When I looked up the definition of convex drawing of planar graph, my confusion mainly focused on the outer face.
The following definition of convex drawing is from Wikipedia.
In graph drawing, a convex drawing of a planar graph is a drawing that represents the vertices of the graph as points in the Euclidean plane and the edges as straight line segments, in such a way that all of the faces of the drawing (including the outer face) have a convex boundary.
It gives two examples
Surprisingly, the outer face is not convex in the second example.
I 'd like to ask what is the convex boundary of outer face here? The outer face doesn't seem to be convex and I feel that the unbounded face is the complement of a convex set.
So I'm confused by the definition of convex drawing where boundary of the outer face is also convex. I don't know where I got it wrong.
I searched the Mathemaics Stack for a similar puzzle below. There seems to be no consensus.

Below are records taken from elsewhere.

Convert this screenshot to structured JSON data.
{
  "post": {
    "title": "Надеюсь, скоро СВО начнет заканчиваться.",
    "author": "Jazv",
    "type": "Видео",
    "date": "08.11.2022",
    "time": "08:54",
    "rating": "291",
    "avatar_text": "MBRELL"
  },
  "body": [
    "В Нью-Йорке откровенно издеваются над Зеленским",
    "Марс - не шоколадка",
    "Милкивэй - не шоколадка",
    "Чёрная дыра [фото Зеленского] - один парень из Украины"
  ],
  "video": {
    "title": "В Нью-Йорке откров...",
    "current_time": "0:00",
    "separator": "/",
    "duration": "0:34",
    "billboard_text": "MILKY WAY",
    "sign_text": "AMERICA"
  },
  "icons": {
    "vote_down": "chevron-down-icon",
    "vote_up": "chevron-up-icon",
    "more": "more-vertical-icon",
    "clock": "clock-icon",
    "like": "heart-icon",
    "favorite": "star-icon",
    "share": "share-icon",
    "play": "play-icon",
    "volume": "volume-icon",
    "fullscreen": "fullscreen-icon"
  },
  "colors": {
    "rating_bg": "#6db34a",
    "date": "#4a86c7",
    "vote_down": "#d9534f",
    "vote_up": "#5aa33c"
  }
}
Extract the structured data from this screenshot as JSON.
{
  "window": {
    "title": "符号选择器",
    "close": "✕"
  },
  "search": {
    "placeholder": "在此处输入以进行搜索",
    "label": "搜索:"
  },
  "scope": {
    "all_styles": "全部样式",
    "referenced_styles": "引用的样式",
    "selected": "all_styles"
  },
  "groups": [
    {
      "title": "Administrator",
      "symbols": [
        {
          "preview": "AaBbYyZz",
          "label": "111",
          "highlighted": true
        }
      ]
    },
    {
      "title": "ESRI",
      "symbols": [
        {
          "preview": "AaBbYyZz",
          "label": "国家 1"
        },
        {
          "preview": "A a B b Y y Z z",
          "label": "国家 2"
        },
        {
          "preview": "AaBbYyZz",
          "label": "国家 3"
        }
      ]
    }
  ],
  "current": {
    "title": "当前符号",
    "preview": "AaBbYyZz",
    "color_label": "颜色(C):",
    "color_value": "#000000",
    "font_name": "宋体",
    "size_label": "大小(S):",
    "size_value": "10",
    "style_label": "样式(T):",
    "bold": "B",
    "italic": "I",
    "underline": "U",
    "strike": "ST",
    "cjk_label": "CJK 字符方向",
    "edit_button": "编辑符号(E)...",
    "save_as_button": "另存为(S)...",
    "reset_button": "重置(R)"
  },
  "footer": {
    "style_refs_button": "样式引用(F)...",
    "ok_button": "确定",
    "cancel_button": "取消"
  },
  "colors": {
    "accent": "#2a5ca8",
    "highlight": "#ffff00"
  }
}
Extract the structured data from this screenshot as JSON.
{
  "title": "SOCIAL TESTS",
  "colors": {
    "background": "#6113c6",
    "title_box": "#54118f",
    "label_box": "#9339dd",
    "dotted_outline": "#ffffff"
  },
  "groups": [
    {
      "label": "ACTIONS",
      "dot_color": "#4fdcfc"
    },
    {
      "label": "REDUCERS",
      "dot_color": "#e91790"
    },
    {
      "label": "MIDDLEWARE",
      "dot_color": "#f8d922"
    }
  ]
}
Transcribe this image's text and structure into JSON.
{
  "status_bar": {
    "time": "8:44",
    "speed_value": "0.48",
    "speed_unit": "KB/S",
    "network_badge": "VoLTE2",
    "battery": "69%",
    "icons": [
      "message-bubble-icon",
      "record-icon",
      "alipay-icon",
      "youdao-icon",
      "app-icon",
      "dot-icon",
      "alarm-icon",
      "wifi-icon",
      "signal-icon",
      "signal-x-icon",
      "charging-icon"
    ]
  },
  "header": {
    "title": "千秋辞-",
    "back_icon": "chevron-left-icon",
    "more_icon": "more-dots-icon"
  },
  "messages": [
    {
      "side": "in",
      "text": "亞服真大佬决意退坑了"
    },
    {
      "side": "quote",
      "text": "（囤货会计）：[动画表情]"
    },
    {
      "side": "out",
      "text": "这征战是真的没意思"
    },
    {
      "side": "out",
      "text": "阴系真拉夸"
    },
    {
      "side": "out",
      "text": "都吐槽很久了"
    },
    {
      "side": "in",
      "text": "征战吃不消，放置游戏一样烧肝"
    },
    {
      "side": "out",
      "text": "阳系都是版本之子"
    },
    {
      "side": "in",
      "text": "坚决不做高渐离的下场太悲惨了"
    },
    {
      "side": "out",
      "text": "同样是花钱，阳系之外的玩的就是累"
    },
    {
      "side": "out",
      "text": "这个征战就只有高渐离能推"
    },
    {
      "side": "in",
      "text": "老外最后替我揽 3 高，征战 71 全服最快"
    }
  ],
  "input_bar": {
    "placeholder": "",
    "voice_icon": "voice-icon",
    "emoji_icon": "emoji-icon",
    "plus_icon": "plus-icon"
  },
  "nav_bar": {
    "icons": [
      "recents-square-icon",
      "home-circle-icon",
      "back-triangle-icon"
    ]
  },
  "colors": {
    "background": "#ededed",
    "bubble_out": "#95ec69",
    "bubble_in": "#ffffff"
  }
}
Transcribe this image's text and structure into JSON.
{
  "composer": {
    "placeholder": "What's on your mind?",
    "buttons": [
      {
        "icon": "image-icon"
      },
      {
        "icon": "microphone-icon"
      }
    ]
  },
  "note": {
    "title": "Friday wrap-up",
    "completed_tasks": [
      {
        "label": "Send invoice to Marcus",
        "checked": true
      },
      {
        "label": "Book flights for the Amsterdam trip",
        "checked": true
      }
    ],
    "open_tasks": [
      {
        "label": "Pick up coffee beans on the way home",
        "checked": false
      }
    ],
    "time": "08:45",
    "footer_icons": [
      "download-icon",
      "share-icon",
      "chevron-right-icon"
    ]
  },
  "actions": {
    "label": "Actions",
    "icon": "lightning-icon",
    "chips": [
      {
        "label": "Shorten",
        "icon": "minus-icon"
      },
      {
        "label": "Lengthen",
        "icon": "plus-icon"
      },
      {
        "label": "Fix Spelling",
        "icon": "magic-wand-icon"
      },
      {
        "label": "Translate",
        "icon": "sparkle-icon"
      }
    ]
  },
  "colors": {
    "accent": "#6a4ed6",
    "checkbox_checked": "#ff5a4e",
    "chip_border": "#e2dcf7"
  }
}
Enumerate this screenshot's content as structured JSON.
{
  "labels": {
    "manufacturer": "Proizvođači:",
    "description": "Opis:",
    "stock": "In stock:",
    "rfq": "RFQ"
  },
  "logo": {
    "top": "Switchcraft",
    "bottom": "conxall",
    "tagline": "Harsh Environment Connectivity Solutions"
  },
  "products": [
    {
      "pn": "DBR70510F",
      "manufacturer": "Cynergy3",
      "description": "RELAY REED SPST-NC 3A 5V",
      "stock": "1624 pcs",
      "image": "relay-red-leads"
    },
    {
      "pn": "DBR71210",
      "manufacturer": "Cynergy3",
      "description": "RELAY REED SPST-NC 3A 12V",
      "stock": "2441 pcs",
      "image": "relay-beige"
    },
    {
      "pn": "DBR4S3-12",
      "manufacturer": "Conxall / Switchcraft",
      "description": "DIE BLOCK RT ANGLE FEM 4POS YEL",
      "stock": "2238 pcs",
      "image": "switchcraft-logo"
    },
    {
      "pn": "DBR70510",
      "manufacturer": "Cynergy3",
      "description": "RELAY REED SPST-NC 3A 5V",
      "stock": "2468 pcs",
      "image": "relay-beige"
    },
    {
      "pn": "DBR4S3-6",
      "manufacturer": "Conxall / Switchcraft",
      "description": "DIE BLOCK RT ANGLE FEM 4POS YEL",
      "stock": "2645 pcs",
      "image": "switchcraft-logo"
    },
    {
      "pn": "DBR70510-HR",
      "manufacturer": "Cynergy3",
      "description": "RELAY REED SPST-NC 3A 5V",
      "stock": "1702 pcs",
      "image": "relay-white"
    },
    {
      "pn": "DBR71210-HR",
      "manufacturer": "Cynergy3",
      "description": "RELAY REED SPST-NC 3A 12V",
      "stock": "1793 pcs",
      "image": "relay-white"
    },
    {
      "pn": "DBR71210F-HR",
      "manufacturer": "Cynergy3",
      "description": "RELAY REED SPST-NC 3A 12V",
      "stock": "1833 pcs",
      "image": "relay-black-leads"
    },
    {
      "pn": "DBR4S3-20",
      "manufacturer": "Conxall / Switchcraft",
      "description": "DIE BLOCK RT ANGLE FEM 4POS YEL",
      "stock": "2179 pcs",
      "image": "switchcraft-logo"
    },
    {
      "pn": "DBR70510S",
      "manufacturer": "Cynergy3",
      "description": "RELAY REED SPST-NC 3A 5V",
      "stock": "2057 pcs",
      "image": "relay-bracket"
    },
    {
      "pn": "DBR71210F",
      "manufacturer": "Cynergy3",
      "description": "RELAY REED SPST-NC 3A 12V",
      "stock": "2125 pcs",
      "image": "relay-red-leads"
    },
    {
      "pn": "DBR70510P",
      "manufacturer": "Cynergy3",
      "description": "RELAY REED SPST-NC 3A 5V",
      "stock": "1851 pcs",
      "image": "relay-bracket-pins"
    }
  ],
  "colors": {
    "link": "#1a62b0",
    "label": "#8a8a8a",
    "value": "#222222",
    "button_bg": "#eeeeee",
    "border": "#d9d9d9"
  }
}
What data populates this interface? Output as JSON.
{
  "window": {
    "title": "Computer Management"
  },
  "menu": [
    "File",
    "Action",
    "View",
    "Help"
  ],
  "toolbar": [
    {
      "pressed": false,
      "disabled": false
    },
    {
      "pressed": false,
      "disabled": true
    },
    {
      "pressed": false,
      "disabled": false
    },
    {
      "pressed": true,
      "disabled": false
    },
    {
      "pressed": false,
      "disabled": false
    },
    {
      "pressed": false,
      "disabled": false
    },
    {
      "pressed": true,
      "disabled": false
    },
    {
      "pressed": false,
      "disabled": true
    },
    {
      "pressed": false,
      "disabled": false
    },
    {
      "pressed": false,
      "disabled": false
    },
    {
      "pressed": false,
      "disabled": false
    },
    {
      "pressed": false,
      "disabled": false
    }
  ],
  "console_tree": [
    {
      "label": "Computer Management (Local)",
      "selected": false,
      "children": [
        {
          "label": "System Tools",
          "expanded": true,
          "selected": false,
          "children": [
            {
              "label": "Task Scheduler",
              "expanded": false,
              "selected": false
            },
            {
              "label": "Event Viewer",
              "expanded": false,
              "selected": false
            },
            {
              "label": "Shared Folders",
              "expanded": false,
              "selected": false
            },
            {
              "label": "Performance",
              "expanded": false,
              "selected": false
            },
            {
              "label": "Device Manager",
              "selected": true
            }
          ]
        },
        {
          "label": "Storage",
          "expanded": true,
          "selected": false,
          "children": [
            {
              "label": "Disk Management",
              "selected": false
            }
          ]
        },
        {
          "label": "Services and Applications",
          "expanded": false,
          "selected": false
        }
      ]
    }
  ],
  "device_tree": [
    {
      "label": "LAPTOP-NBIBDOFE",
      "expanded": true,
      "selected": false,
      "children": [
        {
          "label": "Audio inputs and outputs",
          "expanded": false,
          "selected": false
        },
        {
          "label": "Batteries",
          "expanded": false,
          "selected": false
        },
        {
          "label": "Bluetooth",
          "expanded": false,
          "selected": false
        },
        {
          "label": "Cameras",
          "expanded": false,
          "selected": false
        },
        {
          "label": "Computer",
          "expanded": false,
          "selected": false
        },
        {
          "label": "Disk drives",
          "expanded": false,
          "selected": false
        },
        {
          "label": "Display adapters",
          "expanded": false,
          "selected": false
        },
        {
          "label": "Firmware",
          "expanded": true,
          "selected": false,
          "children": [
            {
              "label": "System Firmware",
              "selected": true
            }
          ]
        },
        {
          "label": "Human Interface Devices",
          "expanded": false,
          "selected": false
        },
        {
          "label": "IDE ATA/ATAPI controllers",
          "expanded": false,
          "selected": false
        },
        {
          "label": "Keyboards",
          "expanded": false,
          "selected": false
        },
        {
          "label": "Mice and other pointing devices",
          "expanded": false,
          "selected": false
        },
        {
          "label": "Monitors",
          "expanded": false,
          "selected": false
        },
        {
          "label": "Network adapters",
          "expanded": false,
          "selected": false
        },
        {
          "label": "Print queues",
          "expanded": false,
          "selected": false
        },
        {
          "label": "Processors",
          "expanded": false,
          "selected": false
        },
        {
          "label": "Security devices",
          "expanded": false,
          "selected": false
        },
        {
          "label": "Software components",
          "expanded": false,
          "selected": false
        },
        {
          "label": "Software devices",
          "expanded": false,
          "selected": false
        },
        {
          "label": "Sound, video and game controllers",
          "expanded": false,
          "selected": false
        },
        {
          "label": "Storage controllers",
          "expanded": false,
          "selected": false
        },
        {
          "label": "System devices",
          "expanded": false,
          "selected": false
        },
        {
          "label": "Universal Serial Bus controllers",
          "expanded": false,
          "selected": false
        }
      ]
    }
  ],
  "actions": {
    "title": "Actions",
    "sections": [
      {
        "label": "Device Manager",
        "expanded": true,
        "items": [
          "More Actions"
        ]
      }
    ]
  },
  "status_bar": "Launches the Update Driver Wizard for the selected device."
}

https://math.stackexchange.com/questions/940693/convex-planar-graphs
Best Answer
Wikipedia does not state that the outerface is convex, but rather that it has a convex boundary. I assume this means that the set consisting of all points inside the boundary is convex. So for example, the outerface has a convex boundary in your two examples. Also, with this definition, it is true that every $3$-connected planar graph has a convex drawing (since it is the $1$-skeleton of a $3$-polytope).